Фейра начала привыкать к венецианскому акценту. Слуги говорили иначе, их речь отличалась от чистого, благородного языка, которому учила её мать. В их диалекте было столько z, что они гудели, словно пчелиный рой, и так размахивали во время разговора руками, что иногда ударялись друг о друга в узких проходах дома или сбивали свечи с подсвечников. Но два раза в день, когда слуги трапезничали вместе на кухне – утром и вечером, Фейра наблюдала за ними, прислушиваясь к их речи, и стала приспосабливаться к ней.
Фейра редко выходила за пределы небольшой площади перед домом, но когда её посылали на рынок, она видела, что днём Венеция отличается от того города, который встретил её ночью. Казалось, чума ещё не затронула этот район; Сабато говорил, она свирепствует в районе Каннареджо, поэтому если Фейра сделает покупки в Риалто и сразу вернётся домой, никакой опасности не будет.
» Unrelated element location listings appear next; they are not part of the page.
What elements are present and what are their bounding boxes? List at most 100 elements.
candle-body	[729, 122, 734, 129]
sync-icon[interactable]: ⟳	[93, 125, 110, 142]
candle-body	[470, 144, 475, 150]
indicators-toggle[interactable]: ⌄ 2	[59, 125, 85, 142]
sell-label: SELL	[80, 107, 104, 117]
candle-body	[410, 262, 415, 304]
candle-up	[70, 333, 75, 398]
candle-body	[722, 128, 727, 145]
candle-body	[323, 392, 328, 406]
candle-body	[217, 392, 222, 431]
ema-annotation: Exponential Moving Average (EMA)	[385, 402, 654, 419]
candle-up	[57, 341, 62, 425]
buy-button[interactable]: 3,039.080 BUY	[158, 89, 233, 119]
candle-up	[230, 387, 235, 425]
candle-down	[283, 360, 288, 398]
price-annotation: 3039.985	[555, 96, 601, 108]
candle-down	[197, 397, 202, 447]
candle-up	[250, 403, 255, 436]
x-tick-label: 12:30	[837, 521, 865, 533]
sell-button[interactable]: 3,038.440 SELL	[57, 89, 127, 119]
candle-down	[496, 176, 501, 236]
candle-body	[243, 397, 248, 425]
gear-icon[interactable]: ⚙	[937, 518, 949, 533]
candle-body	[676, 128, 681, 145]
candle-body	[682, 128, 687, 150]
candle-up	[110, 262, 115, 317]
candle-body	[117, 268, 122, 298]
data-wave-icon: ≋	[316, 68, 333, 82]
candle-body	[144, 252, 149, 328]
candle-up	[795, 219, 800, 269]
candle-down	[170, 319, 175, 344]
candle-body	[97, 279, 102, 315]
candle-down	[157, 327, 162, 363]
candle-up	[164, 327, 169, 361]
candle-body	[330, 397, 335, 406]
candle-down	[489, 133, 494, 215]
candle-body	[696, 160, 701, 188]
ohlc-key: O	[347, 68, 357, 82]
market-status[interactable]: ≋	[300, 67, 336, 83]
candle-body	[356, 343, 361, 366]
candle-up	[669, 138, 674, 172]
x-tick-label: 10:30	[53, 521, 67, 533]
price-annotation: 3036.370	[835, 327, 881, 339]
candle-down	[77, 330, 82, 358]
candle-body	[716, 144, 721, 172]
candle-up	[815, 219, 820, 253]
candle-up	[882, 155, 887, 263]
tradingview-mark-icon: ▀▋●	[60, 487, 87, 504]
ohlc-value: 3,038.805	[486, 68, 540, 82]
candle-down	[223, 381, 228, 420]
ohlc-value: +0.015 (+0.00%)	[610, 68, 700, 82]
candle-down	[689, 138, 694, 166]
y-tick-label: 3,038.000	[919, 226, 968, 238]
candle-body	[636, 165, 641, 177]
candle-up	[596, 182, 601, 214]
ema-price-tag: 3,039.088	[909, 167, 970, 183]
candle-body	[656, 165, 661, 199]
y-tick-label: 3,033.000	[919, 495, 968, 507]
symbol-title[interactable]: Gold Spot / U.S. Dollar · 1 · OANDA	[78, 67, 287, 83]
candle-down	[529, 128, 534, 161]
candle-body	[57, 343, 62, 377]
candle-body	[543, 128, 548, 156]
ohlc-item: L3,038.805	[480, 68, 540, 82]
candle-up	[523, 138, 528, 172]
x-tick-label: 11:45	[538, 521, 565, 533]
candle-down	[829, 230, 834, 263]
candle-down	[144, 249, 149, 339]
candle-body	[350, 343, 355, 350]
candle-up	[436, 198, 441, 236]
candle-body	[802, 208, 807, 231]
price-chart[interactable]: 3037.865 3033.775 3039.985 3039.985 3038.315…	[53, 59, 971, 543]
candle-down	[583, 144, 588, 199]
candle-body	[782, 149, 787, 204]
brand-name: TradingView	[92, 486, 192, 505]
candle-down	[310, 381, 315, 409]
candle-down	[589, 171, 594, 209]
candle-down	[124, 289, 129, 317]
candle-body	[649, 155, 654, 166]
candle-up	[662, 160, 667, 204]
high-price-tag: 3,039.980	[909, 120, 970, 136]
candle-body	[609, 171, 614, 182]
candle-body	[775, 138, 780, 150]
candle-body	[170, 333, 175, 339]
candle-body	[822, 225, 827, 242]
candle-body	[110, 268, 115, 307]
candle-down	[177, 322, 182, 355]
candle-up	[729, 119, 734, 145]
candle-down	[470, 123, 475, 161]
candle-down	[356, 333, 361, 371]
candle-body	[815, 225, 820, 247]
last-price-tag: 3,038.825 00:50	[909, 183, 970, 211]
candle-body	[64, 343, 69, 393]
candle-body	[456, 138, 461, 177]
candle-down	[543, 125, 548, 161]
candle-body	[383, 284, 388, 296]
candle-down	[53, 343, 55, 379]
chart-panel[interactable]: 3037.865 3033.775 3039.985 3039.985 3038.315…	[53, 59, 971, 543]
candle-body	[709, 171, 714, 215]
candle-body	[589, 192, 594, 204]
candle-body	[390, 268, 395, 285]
Так что Фейра хорошо изучила свой шестой округ Кастелло. Она заметила вездесущего пророка-пастуха – он присутствовал на каждом углу, над каждой церковной дверью. Её вера запрещала изображать Бога; это считалось не только нечестивым, но и невозможным. А здесь христиане жили со своим божеством так, словно он их сосед, и избежать его было невозможно. Казалось, он имеет только два образа – младенец на руках матери и умирающий, висевший на кресте, словно потроха. Начало и конец его жизни; а в середине – пустота. Даже на рынке, где торговали мясом, подвешенным на деревянных крюках, пророк-пастух висел над ними – выше всех.
Обычно на рынок ходила Корона Кучина, потому что не доверяла никому выбор своих драгоценных ингредиентов, но иногда у неё так болели ноги, что ей приходилось садиться на стул и поднимать их выше. Фейра однажды увидела эти ноги, отёкшие, словно лодка, с искривлёнными пальцами и взбухшими тёмно-синими венами. Фейра видела такие вздутые вены в гареме и подумала, хватит ли у неё смелости предложить кухарке лекарства в благодарность за её доброту.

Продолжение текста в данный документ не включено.